Ingiustizie che attraversano tutta la penisola, toccando l’Emilia Romagna, la Lombardia e il Piemonte oltre le regioni del meridione tradizionalmente considerate la patria del caporalato. Uno sfruttamento che ha colpito chi ha svolto l’indagine Medu, oltre che per le principali caratteristiche del fenomeno (lavoratori pagati 30 euro per 10 ore, contratti non rispettati o inesistenti, caporalato “totale”, svolto cioè fin dal paese d’origine), soprattutto per le condizioni in cui i braccianti, età media tra 30 e 40 anni, sono costretti a lavorare.
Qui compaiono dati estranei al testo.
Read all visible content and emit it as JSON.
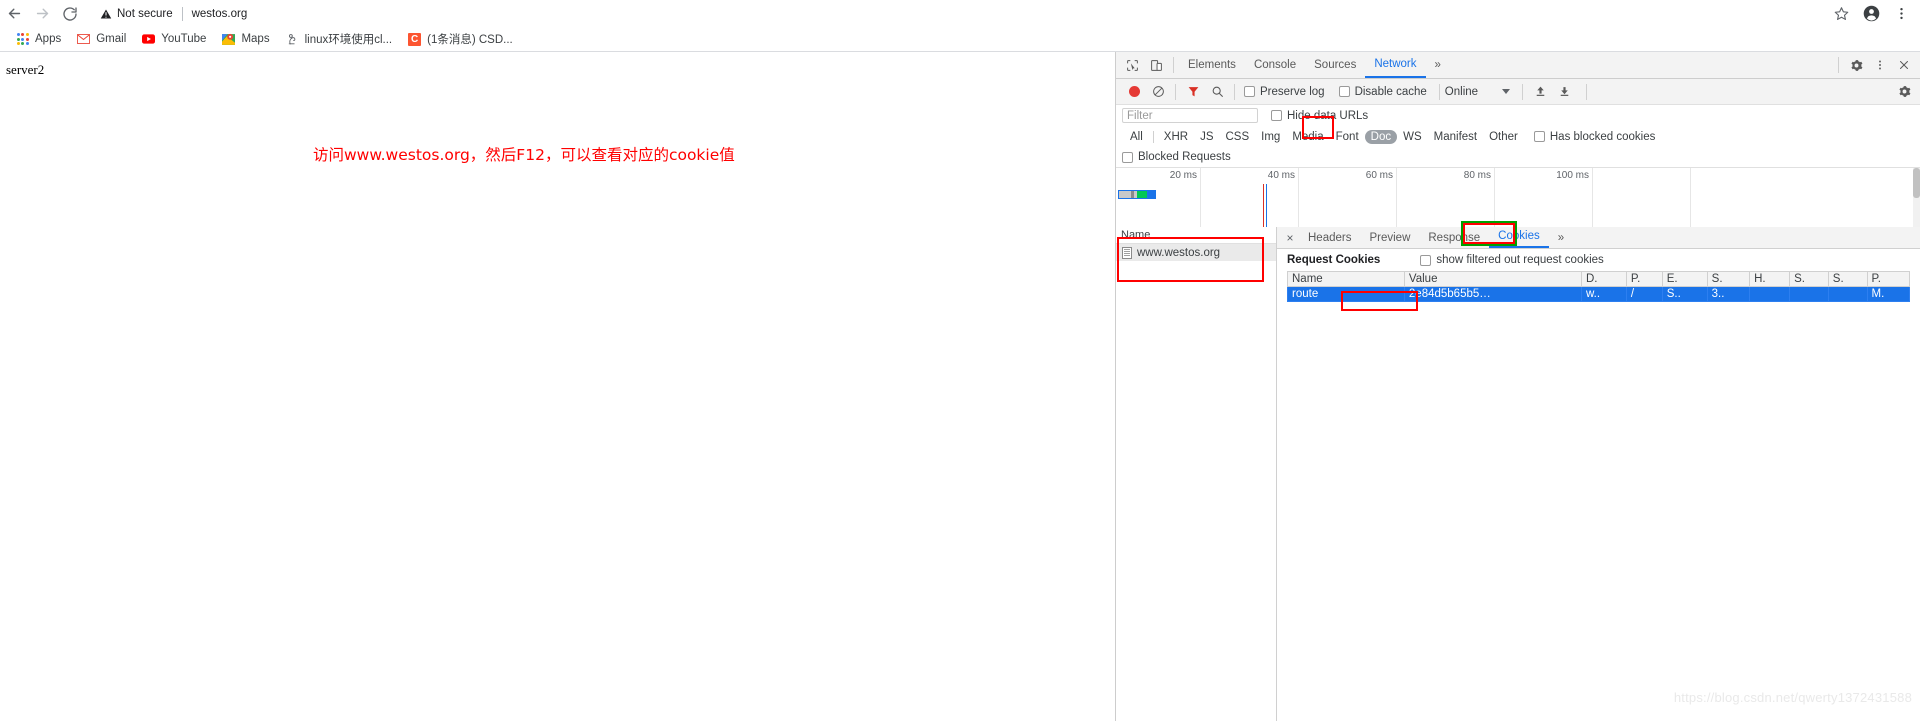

Un altro piccolo campione esemplificativo è costituito dai lavoratori controllati tra luglio e settembre in varie regioni italiane dai carabinieri del nucleo Tutela del lavoro: su 2000, 300 sono risultati in nero.

 

Lo sdegno

E’ quello della rete di associazioni che da anni sono impegnate nella lotta al caporalato, capace di produrre una serie di manifestazioni. Su tutte le due pugliesi dello scorso fine settimana: i tremila in marcia nel centro di Bari durante il corteo organizzato dalla Flai Cgil, e le centinaia che hanno pedalato in bicicletta per la Puglia, con arrivo a San Giorgio Jonico, per dire no al caporalato. Un importante lavoro è stato compiuto anche dalle associazioni Terra!Onlus, daSud e Terrelibere.org, che nel progetto Filiera sporca hanno elaborato alcune proposte: un’etichetta narrante del prodotto, l’elenco dei fornitori, la responsabilità in solido, ossia l’emendamento presentato ieri dal Governo.